The second thing it sets out to do is allow proxies to better scrutinise communication that passes through them based on policies that are important to the owner of the proxy. The proxy can be part of a firewall solution that allows some communication and blocks other communication with a high degree of understanding of the content of each message. Part of the success of HTTP can be put down to the importance of the Web itself, but one view of the success of HTTP in penetrating firewalls is that it gives just the right amount of information to network owners to allow them to make effective policy decisions. If a firewall wants to wall off a specific set of addresses it can easily do so. If it want to prevent certain types of interactions then this is straightforward to achieve.

Code on demand

There are really two variants of REST architecture. One that includes the code on demand constraint, and another that does not contain this constraint. The variant of REST that uses code on demand requires that clients include a virtual machine execution environment for server-provided logic as part of processing response messages.

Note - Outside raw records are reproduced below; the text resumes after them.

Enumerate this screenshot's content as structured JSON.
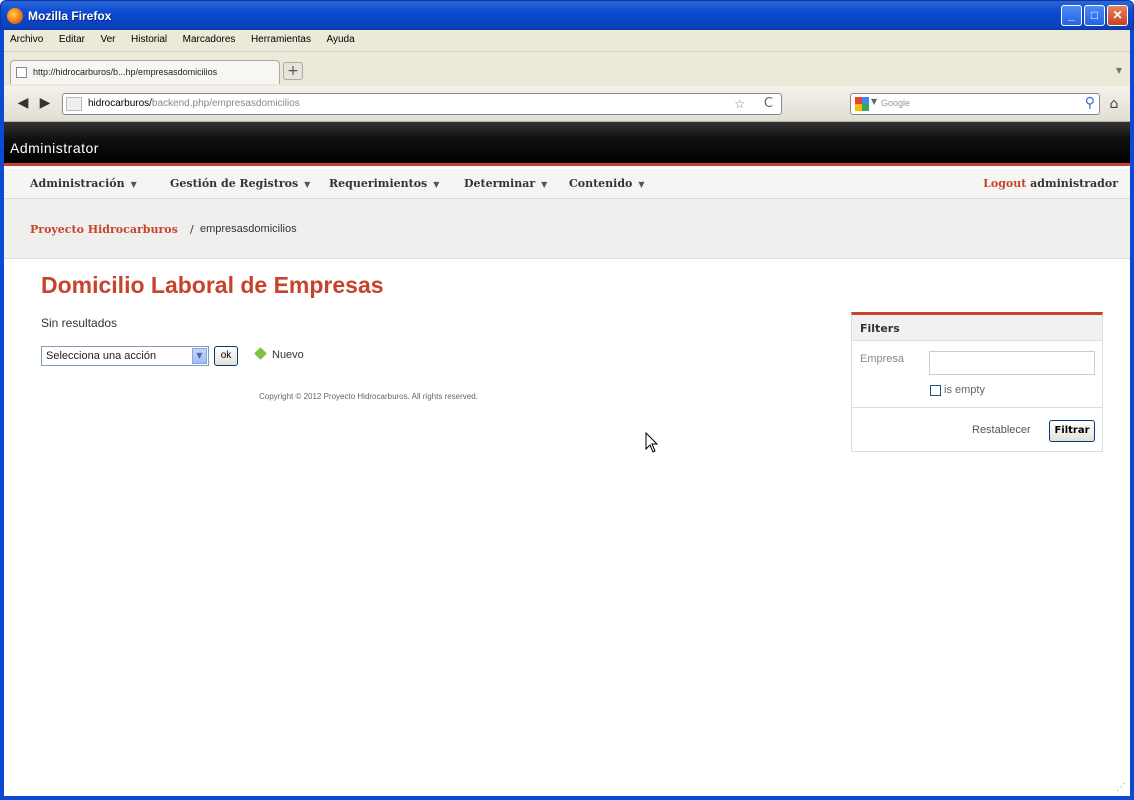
{
  "window": {
    "title": "Mozilla Firefox",
    "minimize_glyph": "_",
    "maximize_glyph": "□",
    "close_glyph": "✕"
  },
  "menubar": {
    "items": [
      "Archivo",
      "Editar",
      "Ver",
      "Historial",
      "Marcadores",
      "Herramientas",
      "Ayuda"
    ]
  },
  "tabs": {
    "active_label": "http://hidrocarburos/b...hp/empresasdomicilios",
    "new_tab_glyph": "+"
  },
  "navbar": {
    "back_glyph": "◀",
    "forward_glyph": "▶",
    "url_host": "hidrocarburos/",
    "url_path": "backend.php/empresasdomicilios",
    "star_glyph": "☆",
    "reload_glyph": "C",
    "search_placeholder": "Google",
    "search_glyph": "⚲",
    "home_glyph": "⌂"
  },
  "admin": {
    "title": "Administrator"
  },
  "nav": {
    "items": [
      "Administración",
      "Gestión de Registros",
      "Requerimientos",
      "Determinar",
      "Contenido"
    ],
    "caret": "▼",
    "logout_label": "Logout",
    "user": "administrador"
  },
  "breadcrumb": {
    "root": "Proyecto Hidrocarburos",
    "separator": "/",
    "current": "empresasdomicilios"
  },
  "main": {
    "title": "Domicilio Laboral de Empresas",
    "no_results": "Sin resultados",
    "action_select_value": "Selecciona una acción",
    "ok_label": "ok",
    "new_label": "Nuevo",
    "copyright": "Copyright © 2012 Proyecto Hidrocarburos. All rights reserved."
  },
  "filters": {
    "title": "Filters",
    "empresa_label": "Empresa",
    "empresa_value": "",
    "is_empty_label": "is empty",
    "reset_label": "Restablecer",
    "submit_label": "Filtrar"
  },
  "colors": {
    "accent": "#c8432c",
    "titlebar_blue": "#0d4ad1",
    "new_icon_green": "#7cc243"
  }
}
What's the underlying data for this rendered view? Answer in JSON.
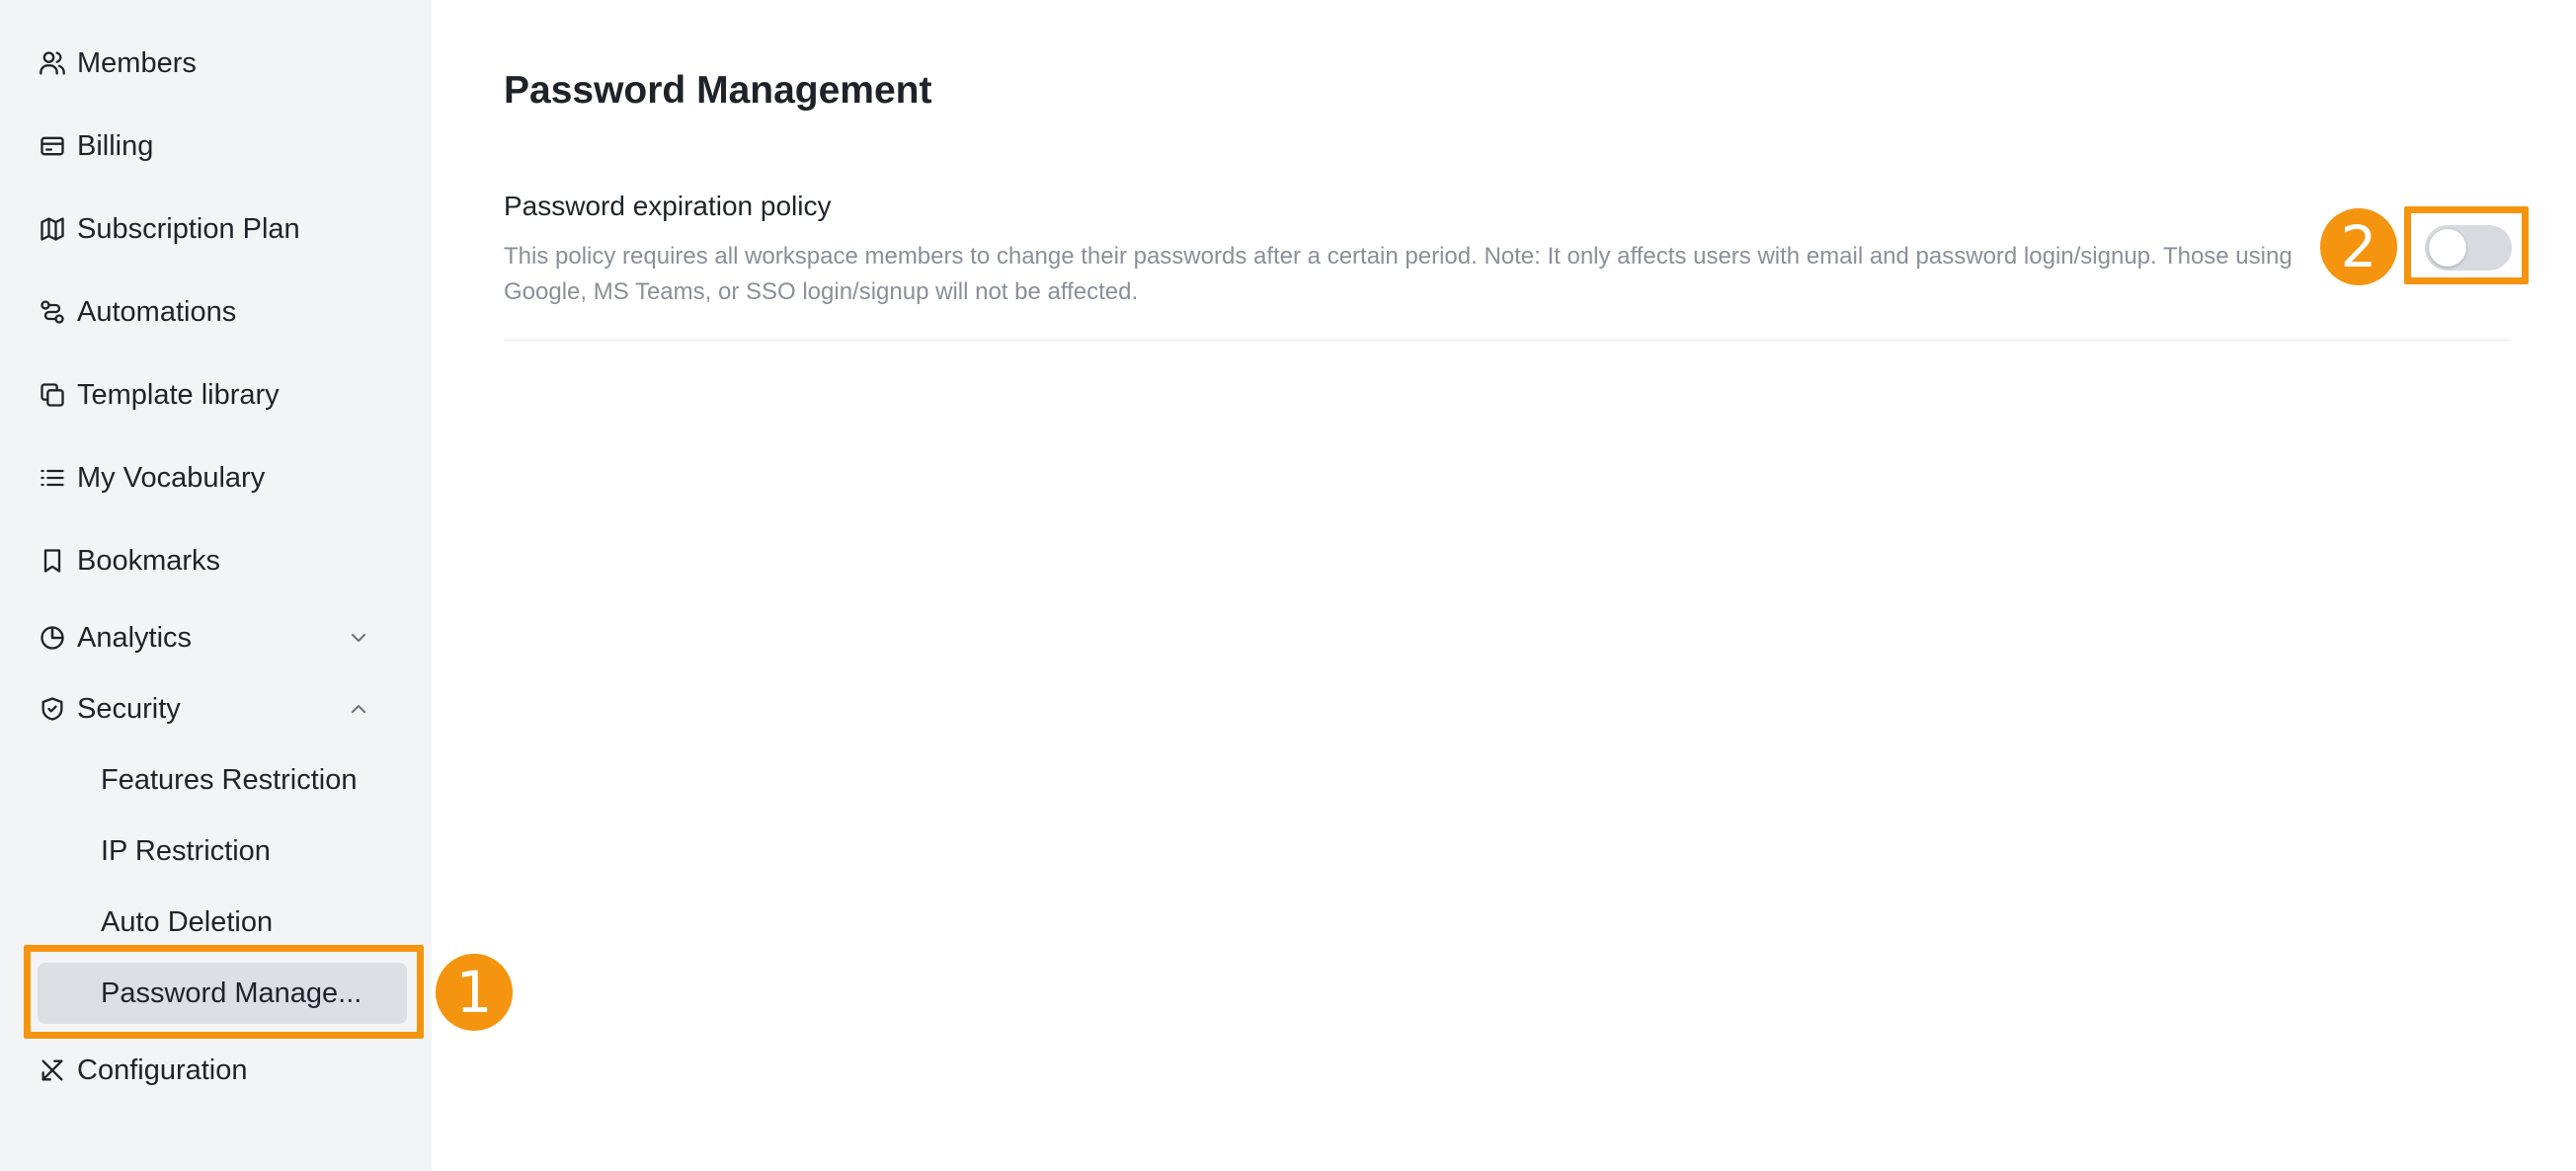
{
  "sidebar": {
    "items": [
      {
        "label": "Members",
        "icon": "users-icon"
      },
      {
        "label": "Billing",
        "icon": "credit-card-icon"
      },
      {
        "label": "Subscription Plan",
        "icon": "map-icon"
      },
      {
        "label": "Automations",
        "icon": "workflow-icon"
      },
      {
        "label": "Template library",
        "icon": "copy-icon"
      },
      {
        "label": "My Vocabulary",
        "icon": "list-icon"
      },
      {
        "label": "Bookmarks",
        "icon": "bookmark-icon"
      },
      {
        "label": "Analytics",
        "icon": "pie-chart-icon",
        "expanded": false
      },
      {
        "label": "Security",
        "icon": "shield-check-icon",
        "expanded": true
      },
      {
        "label": "Configuration",
        "icon": "tools-icon"
      }
    ],
    "security_subitems": [
      {
        "label": "Features Restriction"
      },
      {
        "label": "IP Restriction"
      },
      {
        "label": "Auto Deletion"
      },
      {
        "label": "Password Manage...",
        "active": true
      }
    ]
  },
  "main": {
    "title": "Password Management",
    "setting": {
      "title": "Password expiration policy",
      "description": "This policy requires all workspace members to change their passwords after a certain period. Note: It only affects users with email and password login/signup. Those using Google, MS Teams, or SSO login/signup will not be affected.",
      "enabled": false
    }
  },
  "annotations": [
    {
      "number": "1",
      "target": "Password Manage..."
    },
    {
      "number": "2",
      "target": "Password expiration policy toggle"
    }
  ],
  "colors": {
    "annotation": "#f5940e",
    "sidebar_bg": "#f3f4f6",
    "active_item_bg": "#dcdfe4",
    "toggle_off": "#d7dade"
  }
}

On the Web you can read this constraint as directives like "support javascript" and "support flash" as well as more open-ended directives such as "allow me to deploy my application to you at runtime". The constraint is intended to allow more powerful and specific interactions between users and HMIs than the server would have otherwise been able to make happen. It also allows more permanent changes to be deployed over the network, such as upgrading the HMI software to the latest version.

Code on demand arguably has a place in SCADA environments for tasks like making HMI technology more general and reusable, as well as allowing servers of every kind to create more directed user interactions such as improving support for remotely reconfiguring PLCs or remotely deploying new configuration.

Uniform Interface

Uniform Interface is the big one. That's not only because it is the key constraint that differentiates REST from other styles of architecture, but because it is the feature so similar between REST and SCADA. I covered the uniform interface constraint previously from a SCADA perspective. It is central to REST and SCADA styles of architecture, but is a significant departure from conventional software engineering. It is what makes it possible to plug PLCs and RTUs together in ways that are not possible with conventional software systems. It is the core of the integration maturity of SCADA systems and of the Web that is missing from conventional component and services software.